В те мартовские дни в гостиной, выходящей окнами на Марсово поле, где 23 марта торжественно хоронили жертв революции, Шаляпин под аккомпанемент Анны Ильиничны пел «Дрожите, тираны, их слуги…» и «Вы жертвою пали в борьбе роковой», и ему — со слезами на глазах — внимали уже немолодые, дождавшиеся в конце концов торжества свободы гости Андреевых — несчастное поколение рожденных в 1860-х — 1880-х: с детства — впитавших тоску о свободе, в молодости — утвердившихся в своей вере в свободу и шедших ради нее на многочисленные жертвы, и в зрелости, увы, доживших до ее осуществления и сполна вкусивших ее горьких плодов.
Нам трудно теперь конечно же представить, каким виделось будущее России русскому интеллигенту в марте 1917-го и какие бури бушевали в те дни и недели в душах этого поколения. Родные Андреева утверждали, что состояние возбуждения — «как при пожаре» сменялось у писателя чувством глубокой растерянности. Однако наступающая весна и лето исключали растерянность, требовалась немедленная реакция на происходившие перемены, факты, как будто взаимоисключающие друг друга, нуждались не только в быстром осмыслении, но и в публичной оценке. Я уверена, что тайная мысль занять пустующее место «совести нации» все еще жгла Леонида Николаевича, смена политического строя, совпавшая с рождением «Русской воли», казалось бы, могла «подыграть» тайным амбициям писателя.
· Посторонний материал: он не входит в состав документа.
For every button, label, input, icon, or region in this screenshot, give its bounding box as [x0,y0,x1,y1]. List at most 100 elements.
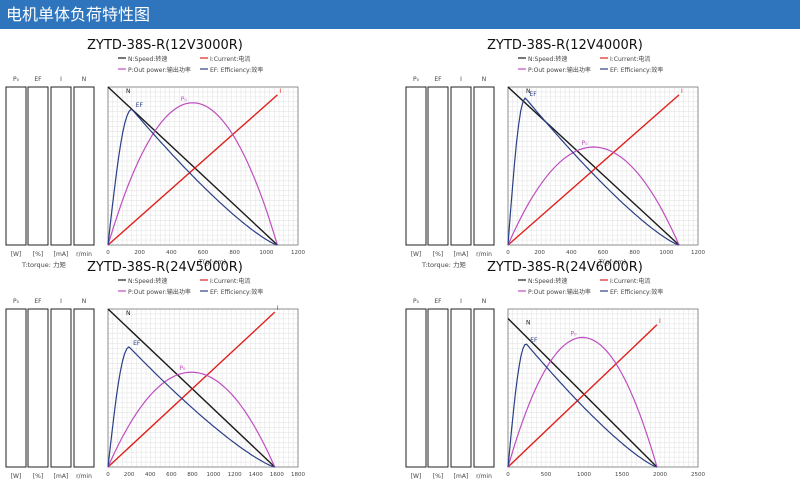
scale-column [405,308,427,468]
x-tick-label: 800 [629,250,640,256]
plot-frame [107,308,299,468]
plot-frame [507,86,699,246]
column-header: I [60,76,62,83]
column-header: I [60,298,62,305]
series-power-label: P₀ [570,330,577,337]
column-unit: r/min [476,473,492,480]
column-header: EF [34,76,42,83]
legend-label-p: P:Out power:输出功率 [528,288,591,296]
x-tick-label: 1400 [249,472,263,478]
x-tick-label: 1800 [291,472,305,478]
column-header: N [482,298,487,305]
column-header: N [482,76,487,83]
x-tick-label: 200 [134,250,145,256]
chart-title: ZYTD-38S-R(24V6000R) [487,260,643,275]
column-unit: [W] [11,251,22,258]
series-efficiency-label: EF [529,91,537,98]
column-unit: [W] [411,473,422,480]
series-speed-line [107,308,276,468]
scale-column [5,308,27,468]
x-tick-label: 0 [506,250,510,256]
chart-legend: N:Speed:转速 I:Current:电流 P:Out power:输出功率 EF… [518,55,663,74]
legend-label-i: I:Current:电流 [210,277,250,285]
chart-legend: N:Speed:转速 I:Current:电流 P:Out power:输出功率 EF… [518,277,663,296]
plot-grid [507,308,699,468]
series-efficiency-line [507,343,658,468]
legend-label-n: N:Speed:转速 [528,277,567,285]
x-tick-label: 600 [598,250,609,256]
series-current-label: I [279,88,281,95]
x-tick-label: 0 [506,472,510,478]
series-speed-line [507,86,680,246]
series-efficiency-label: EF [136,102,144,109]
x-tick-label: 1200 [291,250,305,256]
column-header: EF [34,298,42,305]
series-efficiency-line [107,346,275,468]
legend-label-p: P:Out power:输出功率 [128,66,191,74]
series-power-line [507,336,658,468]
x-axis-label: T(gf·cm) [598,258,626,266]
series-speed-label: N [126,310,131,317]
x-tick-label: 800 [187,472,198,478]
x-tick-label: 500 [541,472,552,478]
x-tick-label: 200 [534,250,545,256]
x-tick-label: 1600 [270,472,284,478]
scale-column [450,308,472,468]
scale-column [50,86,72,246]
legend-label-i: I:Current:电流 [210,55,250,63]
column-unit: r/min [476,251,492,258]
x-tick-label: 1000 [577,472,591,478]
legend-label-ef: EF: Efficiency:效率 [610,288,663,296]
legend-label-i: I:Current:电流 [610,55,650,63]
scale-column [450,86,472,246]
x-tick-label: 800 [229,250,240,256]
page-banner: 电机单体负荷特性图 [0,0,800,29]
column-unit: [%] [33,251,43,258]
series-power-line [107,102,278,246]
column-unit: [%] [433,251,443,258]
column-header: N [82,298,87,305]
column-unit: [W] [411,251,422,258]
chart-panel: ZYTD-38S-R(12V4000R) N:Speed:转速 I:Current:… [405,38,705,269]
legend-label-ef: EF: Efficiency:效率 [210,288,263,296]
column-header: I [460,298,462,305]
column-unit: [mA] [54,251,69,258]
x-tick-label: 2000 [653,472,667,478]
legend-label-p: P:Out power:输出功率 [128,288,191,296]
x-tick-label: 1000 [207,472,221,478]
column-header: P₀ [13,76,20,83]
series-current-label: I [681,88,683,95]
series-power-label: P₀ [181,96,188,103]
x-tick-label: 400 [145,472,156,478]
column-unit: [mA] [454,473,469,480]
column-unit: [%] [433,473,443,480]
chart-panel: ZYTD-38S-R(12V3000R) N:Speed:转速 I:Current:… [5,38,305,269]
scale-column [5,86,27,246]
chart-legend: N:Speed:转速 I:Current:电流 P:Out power:输出功率 EF… [118,277,263,296]
scale-column [427,86,449,246]
column-unit: r/min [76,473,92,480]
series-speed-line [107,86,278,246]
legend-label-n: N:Speed:转速 [128,277,167,285]
series-current-line [107,94,278,246]
chart-legend: N:Speed:转速 I:Current:电流 P:Out power:输出功率 EF… [118,55,263,74]
plot-grid [107,308,299,468]
column-unit: [mA] [54,473,69,480]
legend-label-n: N:Speed:转速 [128,55,167,63]
legend-label-ef: EF: Efficiency:效率 [210,66,263,74]
scale-column [73,86,95,246]
x-tick-label: 0 [106,472,110,478]
x-tick-label: 400 [566,250,577,256]
x-tick-label: 1200 [691,250,705,256]
plot-frame [107,86,299,246]
x-tick-label: 600 [198,250,209,256]
series-current-line [507,324,658,468]
x-tick-label: 200 [124,472,135,478]
series-efficiency-label: EF [530,337,538,344]
series-power-label: P₀ [179,365,186,372]
scale-column [405,86,427,246]
series-current-label: I [277,305,279,312]
scale-column [473,308,495,468]
x-tick-label: 600 [166,472,177,478]
series-current-label: I [659,318,661,325]
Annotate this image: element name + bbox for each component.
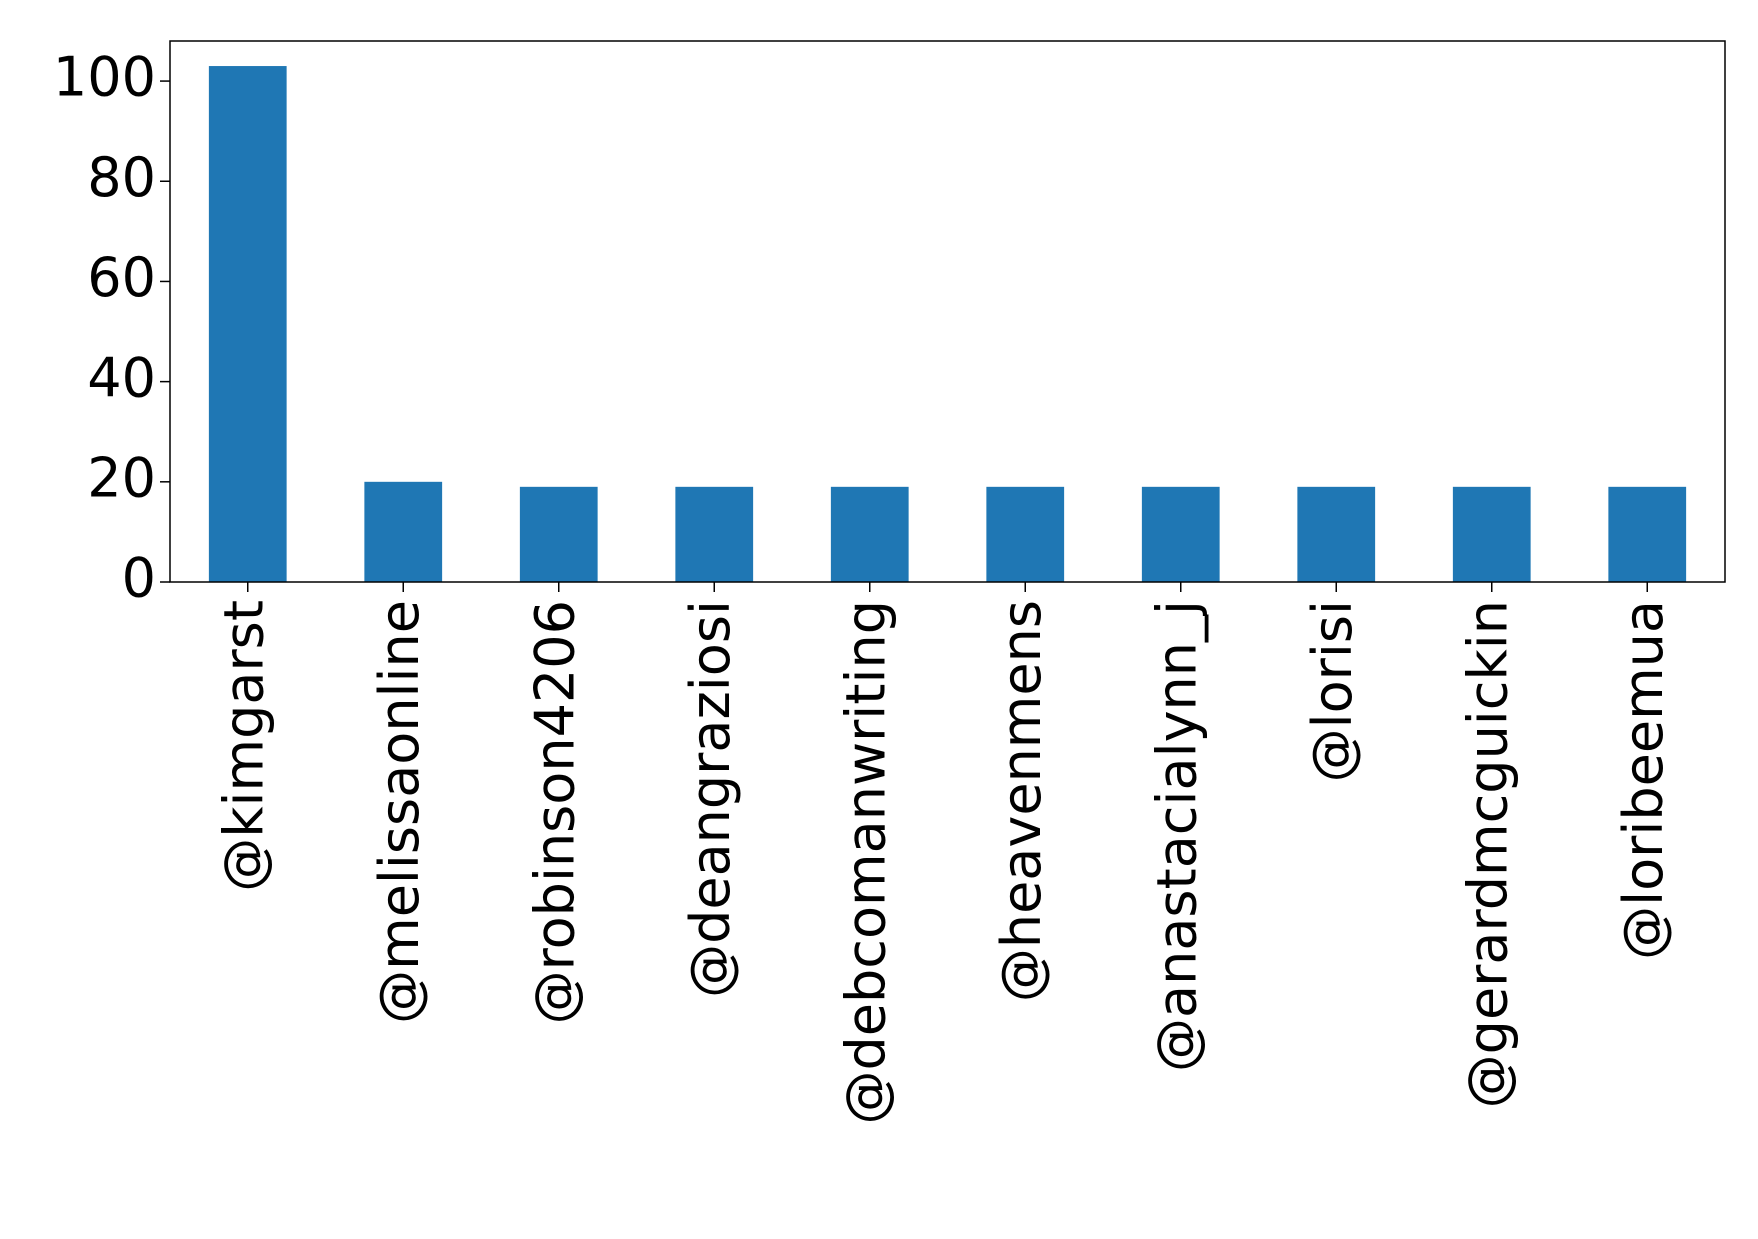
y-tick-label: 40 (87, 346, 156, 409)
x-tick-label: @gerardmcguickin (1456, 600, 1519, 1108)
x-axis: @kimgarst @melissaonline @robinson4206 @dea… (212, 582, 1675, 1124)
x-tick-label: @anastacialynn_j (1145, 600, 1208, 1072)
x-tick-label: @heavenmens (990, 600, 1053, 1002)
bar (519, 486, 598, 582)
bar (986, 486, 1065, 582)
bar (1297, 486, 1376, 582)
plot-frame (169, 40, 1726, 583)
x-tick-label: @deangraziosi (679, 600, 742, 998)
x-tick-label: @loribeemua (1612, 600, 1675, 960)
bars-layer (208, 66, 1687, 583)
x-tick-label: @debcomanwriting (834, 600, 897, 1124)
bar (208, 66, 287, 583)
bar (364, 481, 443, 582)
y-tick-label: 60 (87, 246, 156, 309)
x-tick-label: @robinson4206 (523, 600, 586, 1024)
y-tick-label: 80 (87, 146, 156, 209)
y-tick-label: 0 (122, 547, 156, 610)
bar (1608, 486, 1687, 582)
y-axis: 0 20 40 60 80 100 (53, 46, 170, 610)
x-tick-label: @melissaonline (368, 600, 431, 1024)
x-tick-label: @lorisi (1301, 600, 1364, 782)
bar (1452, 486, 1531, 582)
y-tick-label: 100 (53, 46, 156, 109)
bar (1141, 486, 1220, 582)
bar (675, 486, 754, 582)
x-tick-label: @kimgarst (212, 600, 275, 892)
bar (830, 486, 909, 582)
y-tick-label: 20 (87, 446, 156, 509)
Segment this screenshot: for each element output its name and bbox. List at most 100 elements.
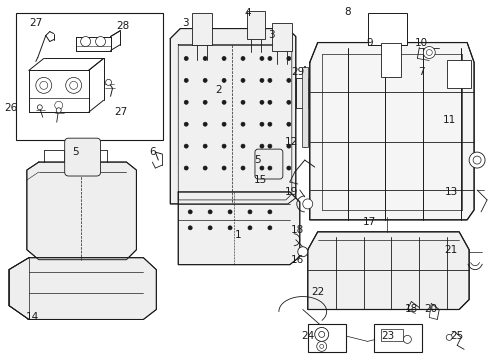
Text: 27: 27 [114, 107, 127, 117]
Circle shape [81, 37, 91, 46]
Circle shape [268, 144, 272, 148]
Circle shape [203, 78, 207, 82]
Circle shape [222, 122, 226, 126]
Circle shape [55, 101, 63, 109]
Circle shape [426, 50, 432, 55]
Circle shape [248, 226, 252, 230]
Text: 21: 21 [444, 245, 458, 255]
Text: 2: 2 [215, 85, 221, 95]
Text: 5: 5 [255, 155, 261, 165]
Circle shape [228, 210, 232, 214]
Circle shape [268, 122, 272, 126]
Circle shape [203, 166, 207, 170]
Circle shape [260, 78, 264, 82]
Circle shape [36, 77, 52, 93]
Text: 3: 3 [269, 30, 275, 40]
FancyBboxPatch shape [255, 149, 283, 179]
Circle shape [222, 144, 226, 148]
Circle shape [184, 57, 188, 60]
Circle shape [241, 166, 245, 170]
Circle shape [315, 328, 329, 341]
Circle shape [268, 210, 272, 214]
Circle shape [260, 100, 264, 104]
Polygon shape [27, 162, 136, 260]
Circle shape [446, 334, 452, 340]
Circle shape [260, 166, 264, 170]
Text: 6: 6 [149, 147, 156, 157]
Circle shape [268, 100, 272, 104]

Несомненно, весной и летом 1917 года наш герой стремится к публичности и «вектор» его активности направлен на «социальное»: Андреев как будто забывает, что он — писатель, используя славу беллетриста лишь для утверждения себя в роли общественного, а возможно — и политического деятеля. 1 марта, «когда еще стреляли, но уже весь город был черен от революционной, возбужденной толпы»[539], он едет в Государственную думу, чтобы прояснить перед депутатами позицию газеты по вопросу «германской войны», отделить собственные призывы к «войне до победного конца» от взглядов монархистов. Демонстранты, заглядывая в разбитые окна застрявшего среди уличной толпы автомобиля, узнавали Леонида Андреева и кричали ему «ура!».